E se finisse come Sadat?

Quel 6 ottobre del 1981 Putin se lo ricorda bene innanzitutto perché non aveva nulla di importante da fare, poi perché ogni dittatore che si rispetti ha la paranoia di che cosa possono fare gli ufficiali quando si sono stufati e hanno capito che il capo è debole e sputtanato.

Bazzicando tra un albergo e l’altro a San Pietroburgo, un paio di mesi prima, per prendere nota degli stranieri presenti in città si era imbattuto in una signora americana, di nome Amy, astro nascente dell’intelligence americana in visita della città.
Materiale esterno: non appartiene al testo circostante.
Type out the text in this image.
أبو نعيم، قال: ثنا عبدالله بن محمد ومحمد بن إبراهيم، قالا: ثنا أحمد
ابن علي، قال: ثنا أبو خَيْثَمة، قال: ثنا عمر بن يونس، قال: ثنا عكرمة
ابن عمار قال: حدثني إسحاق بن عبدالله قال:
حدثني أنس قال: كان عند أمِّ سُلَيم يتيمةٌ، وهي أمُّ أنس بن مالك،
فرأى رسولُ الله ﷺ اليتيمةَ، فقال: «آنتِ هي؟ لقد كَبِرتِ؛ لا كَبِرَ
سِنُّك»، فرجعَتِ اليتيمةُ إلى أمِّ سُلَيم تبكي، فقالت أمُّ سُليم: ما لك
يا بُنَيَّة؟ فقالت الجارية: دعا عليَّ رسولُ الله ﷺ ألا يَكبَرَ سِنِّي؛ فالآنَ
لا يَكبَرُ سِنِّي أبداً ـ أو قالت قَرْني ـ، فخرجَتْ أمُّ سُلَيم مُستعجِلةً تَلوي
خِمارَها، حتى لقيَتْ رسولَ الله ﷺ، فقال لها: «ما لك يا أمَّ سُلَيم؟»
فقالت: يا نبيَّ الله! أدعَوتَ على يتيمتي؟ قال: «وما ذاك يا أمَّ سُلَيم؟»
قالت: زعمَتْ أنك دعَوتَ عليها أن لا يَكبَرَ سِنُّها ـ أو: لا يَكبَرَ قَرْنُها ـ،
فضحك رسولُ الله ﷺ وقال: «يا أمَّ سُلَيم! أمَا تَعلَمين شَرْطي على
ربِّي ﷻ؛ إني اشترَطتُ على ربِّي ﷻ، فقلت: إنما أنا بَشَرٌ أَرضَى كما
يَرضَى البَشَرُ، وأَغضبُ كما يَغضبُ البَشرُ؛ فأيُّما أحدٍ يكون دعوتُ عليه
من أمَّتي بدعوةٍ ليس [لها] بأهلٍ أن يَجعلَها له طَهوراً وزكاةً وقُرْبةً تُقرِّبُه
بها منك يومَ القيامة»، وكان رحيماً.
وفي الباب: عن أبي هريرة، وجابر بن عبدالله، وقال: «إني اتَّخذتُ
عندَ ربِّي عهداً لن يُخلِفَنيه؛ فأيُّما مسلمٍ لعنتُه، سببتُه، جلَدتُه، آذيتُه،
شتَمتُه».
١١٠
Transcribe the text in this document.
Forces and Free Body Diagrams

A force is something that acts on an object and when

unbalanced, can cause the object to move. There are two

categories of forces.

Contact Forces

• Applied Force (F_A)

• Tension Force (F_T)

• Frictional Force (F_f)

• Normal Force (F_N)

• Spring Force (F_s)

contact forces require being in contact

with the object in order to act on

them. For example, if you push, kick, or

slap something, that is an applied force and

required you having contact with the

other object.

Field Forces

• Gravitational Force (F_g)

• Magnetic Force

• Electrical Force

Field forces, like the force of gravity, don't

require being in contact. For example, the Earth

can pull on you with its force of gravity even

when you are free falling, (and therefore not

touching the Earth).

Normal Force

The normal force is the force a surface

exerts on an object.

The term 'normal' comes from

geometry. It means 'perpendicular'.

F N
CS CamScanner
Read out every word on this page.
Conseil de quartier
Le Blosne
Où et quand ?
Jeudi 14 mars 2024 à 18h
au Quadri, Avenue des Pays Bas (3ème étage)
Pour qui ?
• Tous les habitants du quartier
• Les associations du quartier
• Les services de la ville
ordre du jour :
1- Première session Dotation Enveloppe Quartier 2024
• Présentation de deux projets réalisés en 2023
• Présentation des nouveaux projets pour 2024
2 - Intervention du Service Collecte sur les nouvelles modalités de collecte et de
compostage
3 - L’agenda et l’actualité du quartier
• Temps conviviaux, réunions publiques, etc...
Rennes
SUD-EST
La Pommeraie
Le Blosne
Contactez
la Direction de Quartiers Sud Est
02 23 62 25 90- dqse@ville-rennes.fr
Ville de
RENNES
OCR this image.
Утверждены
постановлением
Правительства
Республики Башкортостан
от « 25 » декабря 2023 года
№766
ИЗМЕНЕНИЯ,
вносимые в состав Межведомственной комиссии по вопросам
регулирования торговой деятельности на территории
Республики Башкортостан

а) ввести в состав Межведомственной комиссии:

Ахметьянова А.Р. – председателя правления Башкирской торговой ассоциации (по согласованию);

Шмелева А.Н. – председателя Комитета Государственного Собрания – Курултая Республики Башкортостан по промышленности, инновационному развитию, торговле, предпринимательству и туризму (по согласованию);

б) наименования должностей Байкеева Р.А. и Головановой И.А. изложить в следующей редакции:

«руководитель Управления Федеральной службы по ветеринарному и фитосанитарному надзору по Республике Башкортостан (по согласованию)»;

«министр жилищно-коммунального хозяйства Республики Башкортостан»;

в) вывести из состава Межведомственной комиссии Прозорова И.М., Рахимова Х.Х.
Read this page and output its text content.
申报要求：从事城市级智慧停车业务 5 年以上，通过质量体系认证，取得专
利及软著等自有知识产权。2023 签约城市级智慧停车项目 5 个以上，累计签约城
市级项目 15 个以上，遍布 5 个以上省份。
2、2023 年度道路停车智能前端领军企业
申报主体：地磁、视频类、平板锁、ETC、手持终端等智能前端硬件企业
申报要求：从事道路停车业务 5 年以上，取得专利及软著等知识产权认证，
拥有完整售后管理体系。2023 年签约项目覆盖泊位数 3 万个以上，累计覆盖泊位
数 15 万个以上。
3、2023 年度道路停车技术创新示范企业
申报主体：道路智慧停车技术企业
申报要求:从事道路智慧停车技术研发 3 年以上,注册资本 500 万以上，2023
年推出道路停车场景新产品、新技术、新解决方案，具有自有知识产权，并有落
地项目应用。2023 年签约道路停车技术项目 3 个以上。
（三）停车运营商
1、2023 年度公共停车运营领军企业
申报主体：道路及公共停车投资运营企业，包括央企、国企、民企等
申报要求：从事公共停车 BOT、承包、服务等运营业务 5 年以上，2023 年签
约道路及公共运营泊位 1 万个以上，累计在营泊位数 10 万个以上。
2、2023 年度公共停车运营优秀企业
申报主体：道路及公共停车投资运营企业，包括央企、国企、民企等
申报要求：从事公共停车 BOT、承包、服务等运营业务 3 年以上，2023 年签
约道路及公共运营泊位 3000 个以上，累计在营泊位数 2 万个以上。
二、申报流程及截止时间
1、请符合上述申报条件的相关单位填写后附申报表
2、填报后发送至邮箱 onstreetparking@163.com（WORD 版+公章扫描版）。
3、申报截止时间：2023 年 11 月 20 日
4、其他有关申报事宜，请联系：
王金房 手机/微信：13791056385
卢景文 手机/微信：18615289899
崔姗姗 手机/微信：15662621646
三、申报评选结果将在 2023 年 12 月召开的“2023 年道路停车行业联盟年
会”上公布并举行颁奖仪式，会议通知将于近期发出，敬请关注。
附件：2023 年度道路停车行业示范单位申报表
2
Invidioso della libertà ma pensando soprattutto al denaro e alle comodità della vita occidentale, ligio al suo mandato, la approcciò spacciandosi per un russo che ammirava gli Stati Uniti, ne ricordava con stima l’aiuto militare fornito durante la Grande guerra patriottica, oggi 9 maggio ne ricorre la celebrazione della vittoria, insomma, fece anche qualche avance molto delicata fino a quando la signora lo congedò con una scusa gentile.

La rivide una settimana più tardi per sondare se vi fosse la possibilità di rimediare qualche soldo offrendo delle informazioni di alcun conto ma il tentativo maldestro fu stoppato dalla signora che valutò, erroneamente ma correttamente, di avere di fronte un agente di nessun peso e ruolo; peccato, la storia sarebbe potuta andare in un’altra direzione. È andata veramente così?

Ogg, 9 maggio 2023, venti città russe hanno annullato le celebrazioni della vittoria, non era mai successo, mentre i maligni analisti occidentali insinuano che le ragioni di sicurezza non riguardano improbabili attacchi o attentati ucraini, bensì possibili proteste o, aggiungo io, provocazioni in “stile italiano”, molto apprezzate negli effetti ottenuti dai tempi dei finti attentati di veri ceceni prezzolati dai servizi. Cosa di meglio di un paio di bombe da fare esplodere durante una adunanza di patriottici cittadini russi per suscitare una ondata generale di indignazione?

Ogni volta che penso a figure appartenenti alle istituzioni macchiatesi del sangue dei concittadini che dovevano difendere – e che pagavano il loro stipendio – mi domando come sia stato possibile che nessuno abbia avuto la forza di togliere di mezzo con ogni mezzo i loro controllori: misteri degli apparati.

L’immagine del palco delle autorità falciato dai colpi delle armi automatiche, il generale seduto che teneva sollevato il moncherino del braccio troncato sopra il gomito sono l’emblema di un mondo a parte anzi delle dinamiche di una “casta” della quale è difficilissimo descriverne i fini per il rischio di sconfinare nel letterario o nel metafisico quando poi i protagonisti del male appaiono alla luce del sole miserevoli figure, mai all’altezza delle loro vittime, con le debite eccezioni.

Il 9 maggio (1978) è anche la ricorrenza dell’assassinio di Aldo Moro, che il compagno Dario detestava più di tutti.

Mi accorgo solo oggi che esattamente un anno fa, una grande giornalista italiana sottolineava la coincidenza delle due date: Maria Antonietta Calabrò.